Change is daunting in any situation but can be even scarier when you don’t have a plan or a guide to navigate the unknown. As outlined in one of my favorite books, Atomic Habits, building new habits can be broken down into four simple steps: cue, craving, response, and reward.
1. Cue is the information that predicts a reward. Your mind searches its environment in search of hints for where the rewards are located. This step is all about noticing the reward. When forming a new habit you can ask yourself, “How can I make it obvious?” It can be helpful to redesign your environment in order to make your cues more obvious. For example, if you want to start a habit of reading more books, place the book on your bed side table. Every night when you go to bed that book will be staring you right in the face. It is now an obvious cue for you to follow.
2. Craving is the motivation behind every habit; This step is about wanting the reward. You can ask yourself, “How can I make it attractive?” A great way to make your new habit more attractive is using temptation bundling. This is when you stack a current habit with a new habit:
After [CURRENT HABIT], I will [NEW HABIT]
After I scroll Facebook in bed, I will read.
3. Response is the actual habit you perform and it depends on motivation, friction and ability. This step delivers reward. You can ask yourself, “How can I make it easy?” However, this is the step that often gets you into trouble. Instead of starting small and easy we go too big, too fast.
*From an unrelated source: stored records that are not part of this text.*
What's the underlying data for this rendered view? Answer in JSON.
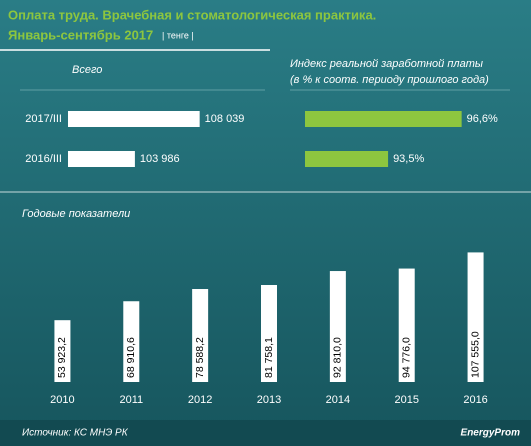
{
  "header": {
    "title_line1": "Оплата труда. Врачебная и стоматологическая практика.",
    "title_line2": "Январь-сентябрь 2017",
    "unit": "| тенге |"
  },
  "chart_data": [
    {
      "type": "hbar",
      "title": "Всего",
      "categories": [
        "2017/III",
        "2016/III"
      ],
      "values": [
        108039,
        103986
      ],
      "value_labels": [
        "108 039",
        "103 986"
      ],
      "color": "#ffffff",
      "xlim": [
        99800,
        110000
      ]
    },
    {
      "type": "hbar",
      "title": "Индекс реальной заработной платы",
      "subtitle": "(в % к соотв. периоду прошлого года)",
      "values": [
        96.6,
        93.5
      ],
      "value_labels": [
        "96,6%",
        "93,5%"
      ],
      "color": "#8dc63f",
      "xlim": [
        90,
        97.5
      ]
    },
    {
      "type": "bar",
      "title": "Годовые показатели",
      "categories": [
        "2010",
        "2011",
        "2012",
        "2013",
        "2014",
        "2015",
        "2016"
      ],
      "values": [
        53923.2,
        68910.6,
        78588.2,
        81758.1,
        92810.0,
        94776.0,
        107555.0
      ],
      "value_labels": [
        "53 923,2",
        "68 910,6",
        "78 588,2",
        "81 758,1",
        "92 810,0",
        "94 776,0",
        "107 555,0"
      ],
      "color": "#ffffff",
      "ylim": [
        5000,
        115000
      ]
    }
  ],
  "source": "Источник: КС МНЭ РК",
  "logo": "EnergyProm"
}
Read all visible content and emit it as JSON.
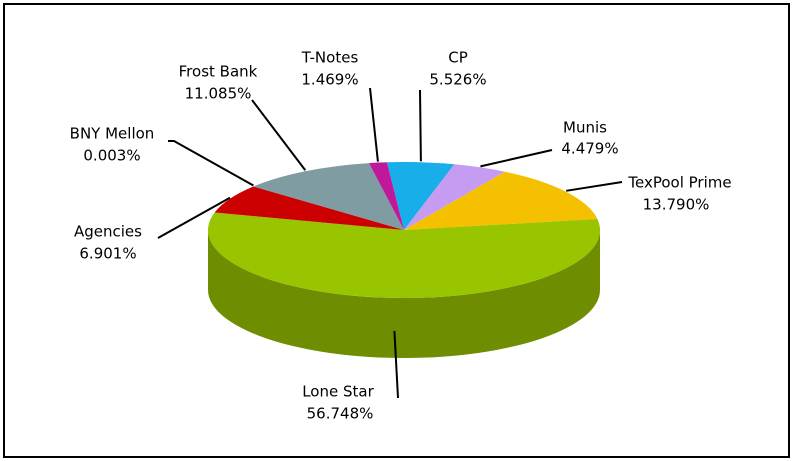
{
  "chart_data": {
    "type": "pie3d",
    "categories": [
      "CP",
      "Munis",
      "TexPool Prime",
      "Lone Star",
      "Agencies",
      "BNY Mellon",
      "Frost Bank",
      "T-Notes"
    ],
    "values": [
      5.526,
      4.479,
      13.79,
      56.748,
      6.901,
      0.003,
      11.085,
      1.469
    ],
    "value_labels": [
      "5.526%",
      "4.479%",
      "13.790%",
      "56.748%",
      "6.901%",
      "0.003%",
      "11.085%",
      "1.469%"
    ],
    "colors": [
      "#17aeea",
      "#c69cf2",
      "#f5c000",
      "#99c400",
      "#cc0000",
      "#2050a0",
      "#7f9ca2",
      "#c0189a"
    ]
  }
}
You just need to do one small thing every day: drink one less coke, eat one less meal at McDonalds, eat one vegetable, do one pushup, read one page, plan tomorrow’s meals, drink one glass of water-whatever easy looks like for you.
Another way to look at it is by using the Two-Minute rule. Start out with a habit that can be done in two minutes. When starting out, two minutes can feel a lot more manageable than 10. It also sets you up for success. You are more likely to follow through with your new habit which gives you a sense of accomplishment and pride.
After I scroll Facebook in bed, I will pick up the book on my bed side table and read for 2 minutes.
4. Reward is the end goal. You might ask yourself, “How can I make it satisfying?”
The first 3 steps of habit forming increase the odds that a behavior will be performed this time but this fourth step increases the odds that the behavior will be repeated next time. Immediate reward is repeated.
If you’re ‘Type-A’ like myself you can check it off of your to-do list, which, let’s be honest, is quite euphoric. Any form of habit tracking can easily be implemented using the habit stacking + habit tracking formula:
After [CURRENT HABIT], I will [TRACK MY HABIT]
After I scroll Facebook in bed, I will pick up the book on my bed side table and read for 2 minutes. When I am finished I will cross it off of my to-do list.
It is crucial to note that if a behavior is insufficient in any of the four stages, it will not become a habit. Forming new habits is a process. You might not get it right on the first try and that’s OK! Don’t fret. Learn from what didn’t work and make small improvements. Healthy habits can change lives. Imagine less stress and more happiness. The journey is worth it. Tiny changes-Big results.